In recent interview [Speaking of Faith Podcast]Rachel Naomi Reman, author of Kitchen Table Wisdom talked about this economic crisis as a spiritual crisis, a moral one. She calls it that because of the questions people are asking because of these unprecedented, for us, situation. Looking at their monthly 401(k) statement, and perhaps bidding goodbye to the hopes and dreams and plans those numbers are erasing, many are having to ask in a way we haven't before the real questions of life:


In whom or in what do I trust, really trust for my future?

What will sustain me, feeding my soul through uncertain times?

What do I really need in order to live?


These, she says, are profoundly spiritual questions - caused by the sudden and unexpected reversal of monetary fortunes, thoroughly mundane, this-worldly matters to be sure, but nevertheless provoking the most fundamental of spiritual questions. And these questions can be the first steps along a new spiritual path. What can I trust . . . What will sustain me, nourish my soul . . . . What do I really need - not what do I want, but what do I need in order to live?

These are not new questions. Religion constantly asks them of us - we pose them here in our worship: what will make us happy, really - is it the things we own, or the people we love? Do we trust in our goods, or in our God? Men and women, Jesus said, do not live merely by the bread the eat - the physical food we take in - but by the word of God, the truth of God who is spirit, God who is within us and among us. Questions of trust, of sustaining one's soul, of how we use our worldly wealth to serve not just ourselves but others in need - these are religious questions. And the silver lining of the present economic crisis is that for the first time in a long time people - even religious people like us - are asking in a new and more sincere way these basic questions of life - the answers to which can lead to a deeper, more compassionate, better way of living; to a much deeper connection to a larger reality.

Such questions if asked honestly, can change our lives, send us in a different direction - to a place where we can live according to our values, not the values of the culture, but our own genuine values, the values that we find revealed in the life and teachings of Jesus. Next Sunday's Life-long Learning topic - "Countercultural Living" - is exactly what we need to be talking about as we look for new ways to live in the light of the new economic reality of the world.

Rachel Remen says that a spiritual emptiness has been around a long time; we have too easily bought into the world's idea of what we must have in order to be happy. And now, having been relieved so abruptly of what we thought would make us happy, we can address the spiritual emptiness of our day, of our lives.
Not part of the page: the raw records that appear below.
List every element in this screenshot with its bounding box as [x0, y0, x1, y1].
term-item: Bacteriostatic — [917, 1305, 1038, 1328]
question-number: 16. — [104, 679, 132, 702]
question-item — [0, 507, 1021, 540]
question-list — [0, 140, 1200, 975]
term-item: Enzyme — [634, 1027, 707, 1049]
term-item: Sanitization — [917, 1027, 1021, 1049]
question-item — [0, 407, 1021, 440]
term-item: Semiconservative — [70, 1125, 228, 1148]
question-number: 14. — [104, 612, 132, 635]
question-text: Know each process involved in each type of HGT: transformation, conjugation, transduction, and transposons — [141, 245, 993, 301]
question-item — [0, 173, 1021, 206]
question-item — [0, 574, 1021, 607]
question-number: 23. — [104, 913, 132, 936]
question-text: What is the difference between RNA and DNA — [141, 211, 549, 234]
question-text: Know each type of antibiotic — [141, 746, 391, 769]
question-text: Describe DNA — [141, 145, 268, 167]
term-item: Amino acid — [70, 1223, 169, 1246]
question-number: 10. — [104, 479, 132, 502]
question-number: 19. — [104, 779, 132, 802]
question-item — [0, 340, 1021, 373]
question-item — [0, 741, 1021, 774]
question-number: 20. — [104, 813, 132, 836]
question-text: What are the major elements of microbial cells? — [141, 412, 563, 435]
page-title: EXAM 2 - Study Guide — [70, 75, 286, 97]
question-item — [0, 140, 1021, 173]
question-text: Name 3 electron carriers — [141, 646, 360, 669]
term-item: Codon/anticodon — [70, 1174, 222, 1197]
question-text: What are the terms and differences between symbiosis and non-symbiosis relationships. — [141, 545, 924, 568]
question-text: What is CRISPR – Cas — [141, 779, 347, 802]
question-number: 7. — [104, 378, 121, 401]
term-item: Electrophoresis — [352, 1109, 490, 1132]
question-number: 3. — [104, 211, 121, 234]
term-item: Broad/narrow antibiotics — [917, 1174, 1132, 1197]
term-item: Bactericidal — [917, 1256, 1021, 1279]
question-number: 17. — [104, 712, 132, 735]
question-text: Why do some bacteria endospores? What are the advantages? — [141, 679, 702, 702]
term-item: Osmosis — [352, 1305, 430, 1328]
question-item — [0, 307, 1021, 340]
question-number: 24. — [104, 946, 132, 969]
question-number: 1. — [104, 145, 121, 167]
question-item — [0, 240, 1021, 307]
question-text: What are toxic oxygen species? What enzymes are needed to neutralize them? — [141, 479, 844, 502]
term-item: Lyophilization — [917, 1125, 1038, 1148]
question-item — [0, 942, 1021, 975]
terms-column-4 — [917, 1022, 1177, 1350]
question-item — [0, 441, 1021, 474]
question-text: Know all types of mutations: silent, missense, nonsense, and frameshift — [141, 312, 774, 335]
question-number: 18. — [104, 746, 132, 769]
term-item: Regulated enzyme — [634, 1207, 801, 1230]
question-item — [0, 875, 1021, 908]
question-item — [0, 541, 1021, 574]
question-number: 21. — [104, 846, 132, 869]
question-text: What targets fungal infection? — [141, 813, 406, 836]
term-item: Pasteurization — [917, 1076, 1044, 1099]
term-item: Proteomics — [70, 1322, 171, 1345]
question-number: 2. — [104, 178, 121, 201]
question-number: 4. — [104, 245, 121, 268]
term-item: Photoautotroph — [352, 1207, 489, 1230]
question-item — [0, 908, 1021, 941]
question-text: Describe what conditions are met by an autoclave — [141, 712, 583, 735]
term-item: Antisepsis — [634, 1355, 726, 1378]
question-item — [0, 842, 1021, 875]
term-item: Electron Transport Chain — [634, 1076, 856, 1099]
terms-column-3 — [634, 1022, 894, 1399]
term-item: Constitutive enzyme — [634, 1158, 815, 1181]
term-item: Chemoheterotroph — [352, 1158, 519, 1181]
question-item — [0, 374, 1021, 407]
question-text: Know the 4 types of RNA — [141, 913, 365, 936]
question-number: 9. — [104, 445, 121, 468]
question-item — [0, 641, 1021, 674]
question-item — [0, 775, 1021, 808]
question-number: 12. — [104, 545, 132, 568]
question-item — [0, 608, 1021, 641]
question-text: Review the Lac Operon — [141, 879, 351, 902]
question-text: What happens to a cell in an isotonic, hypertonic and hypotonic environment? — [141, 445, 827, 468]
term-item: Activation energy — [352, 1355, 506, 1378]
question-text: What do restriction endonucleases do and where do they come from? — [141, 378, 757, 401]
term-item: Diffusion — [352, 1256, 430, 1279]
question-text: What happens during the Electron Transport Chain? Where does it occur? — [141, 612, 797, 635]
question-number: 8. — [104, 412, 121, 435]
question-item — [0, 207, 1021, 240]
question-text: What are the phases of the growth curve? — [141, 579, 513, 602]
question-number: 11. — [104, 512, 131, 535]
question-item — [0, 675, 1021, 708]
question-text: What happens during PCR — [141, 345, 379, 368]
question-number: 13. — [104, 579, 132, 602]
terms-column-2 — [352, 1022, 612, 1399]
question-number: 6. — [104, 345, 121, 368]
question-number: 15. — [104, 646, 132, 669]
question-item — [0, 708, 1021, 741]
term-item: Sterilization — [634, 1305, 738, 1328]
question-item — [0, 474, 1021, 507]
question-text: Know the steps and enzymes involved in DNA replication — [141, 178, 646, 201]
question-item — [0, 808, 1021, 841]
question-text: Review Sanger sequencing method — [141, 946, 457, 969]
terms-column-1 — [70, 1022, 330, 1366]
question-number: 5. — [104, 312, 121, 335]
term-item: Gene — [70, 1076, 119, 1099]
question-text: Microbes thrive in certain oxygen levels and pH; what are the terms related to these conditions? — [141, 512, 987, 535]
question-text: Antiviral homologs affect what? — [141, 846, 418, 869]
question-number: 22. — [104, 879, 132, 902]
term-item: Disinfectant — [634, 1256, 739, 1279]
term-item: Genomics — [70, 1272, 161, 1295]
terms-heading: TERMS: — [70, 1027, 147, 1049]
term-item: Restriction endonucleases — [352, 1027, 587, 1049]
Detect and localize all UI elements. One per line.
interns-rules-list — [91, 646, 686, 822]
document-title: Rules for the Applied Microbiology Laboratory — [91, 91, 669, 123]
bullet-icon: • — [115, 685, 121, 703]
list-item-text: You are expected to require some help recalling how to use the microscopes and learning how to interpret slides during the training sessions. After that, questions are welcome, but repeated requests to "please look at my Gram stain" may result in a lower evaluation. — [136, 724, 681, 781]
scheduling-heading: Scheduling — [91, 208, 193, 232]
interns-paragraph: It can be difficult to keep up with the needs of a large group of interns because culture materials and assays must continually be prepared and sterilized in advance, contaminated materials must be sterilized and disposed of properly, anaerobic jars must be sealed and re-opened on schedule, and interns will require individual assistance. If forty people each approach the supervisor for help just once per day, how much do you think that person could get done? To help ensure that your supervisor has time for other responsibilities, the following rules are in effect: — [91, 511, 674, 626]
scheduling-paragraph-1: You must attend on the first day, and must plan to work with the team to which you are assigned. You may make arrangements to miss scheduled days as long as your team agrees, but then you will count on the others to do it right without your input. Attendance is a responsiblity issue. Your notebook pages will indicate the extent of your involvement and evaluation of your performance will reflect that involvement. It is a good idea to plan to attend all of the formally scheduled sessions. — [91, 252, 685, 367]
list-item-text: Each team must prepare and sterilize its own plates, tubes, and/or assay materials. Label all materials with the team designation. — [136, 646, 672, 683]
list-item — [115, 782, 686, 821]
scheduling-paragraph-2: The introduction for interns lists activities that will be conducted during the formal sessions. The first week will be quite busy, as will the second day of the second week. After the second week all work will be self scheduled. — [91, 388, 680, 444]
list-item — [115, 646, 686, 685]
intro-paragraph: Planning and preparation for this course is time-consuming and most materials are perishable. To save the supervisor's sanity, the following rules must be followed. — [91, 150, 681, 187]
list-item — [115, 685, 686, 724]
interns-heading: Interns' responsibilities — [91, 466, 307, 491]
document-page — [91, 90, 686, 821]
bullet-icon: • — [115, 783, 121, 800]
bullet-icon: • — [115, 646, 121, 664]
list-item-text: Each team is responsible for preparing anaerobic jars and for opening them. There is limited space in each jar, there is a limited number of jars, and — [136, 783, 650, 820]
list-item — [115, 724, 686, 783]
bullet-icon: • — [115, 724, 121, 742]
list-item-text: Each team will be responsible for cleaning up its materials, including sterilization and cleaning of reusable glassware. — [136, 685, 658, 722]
And that, my friends, is good news. That can be the occasion for an epiphany - a revelation, a pulling back of the curtain that has blinded us to what life can be, and show us a new way, a brighter way, a lighter way of living. In this New Year let us, perhaps as we have not been able to before, ask ourselves just what is "the good life," and what changes can we make that would allow us to live it?

Anna Quindlen wrote in a recent Newsweek essay entitled "Why Did I Buy All This Stuff?" about how many of us have, because we could, too easily bought into the false notion that the more I own the happier I will be. The reality of the new economics lets us - perhaps forces us - to question that. Jesus and many other religious teachers throughout the world and throughout time have already told us that the measure of a person has nothing to do with the measure of their wealth. The great opportunity of this year is that we may be willing now to listen.

There are many in the world, of course, for which this economic reversal raises not just spiritual questions, but very real material ones too: How can I eat today, where can I live, how can I obtain healthcare, will my children survive? As we who have had so much can better order our lives, we will be better able to care for those who have so little.

Angels will probably not be appearing to us in the New Year; a star will probably not lead us out of our troubles. But the light of God's grace will yet guide us to a new way of being in this world. Let us follow that light, and so find the way that is peace. Amen.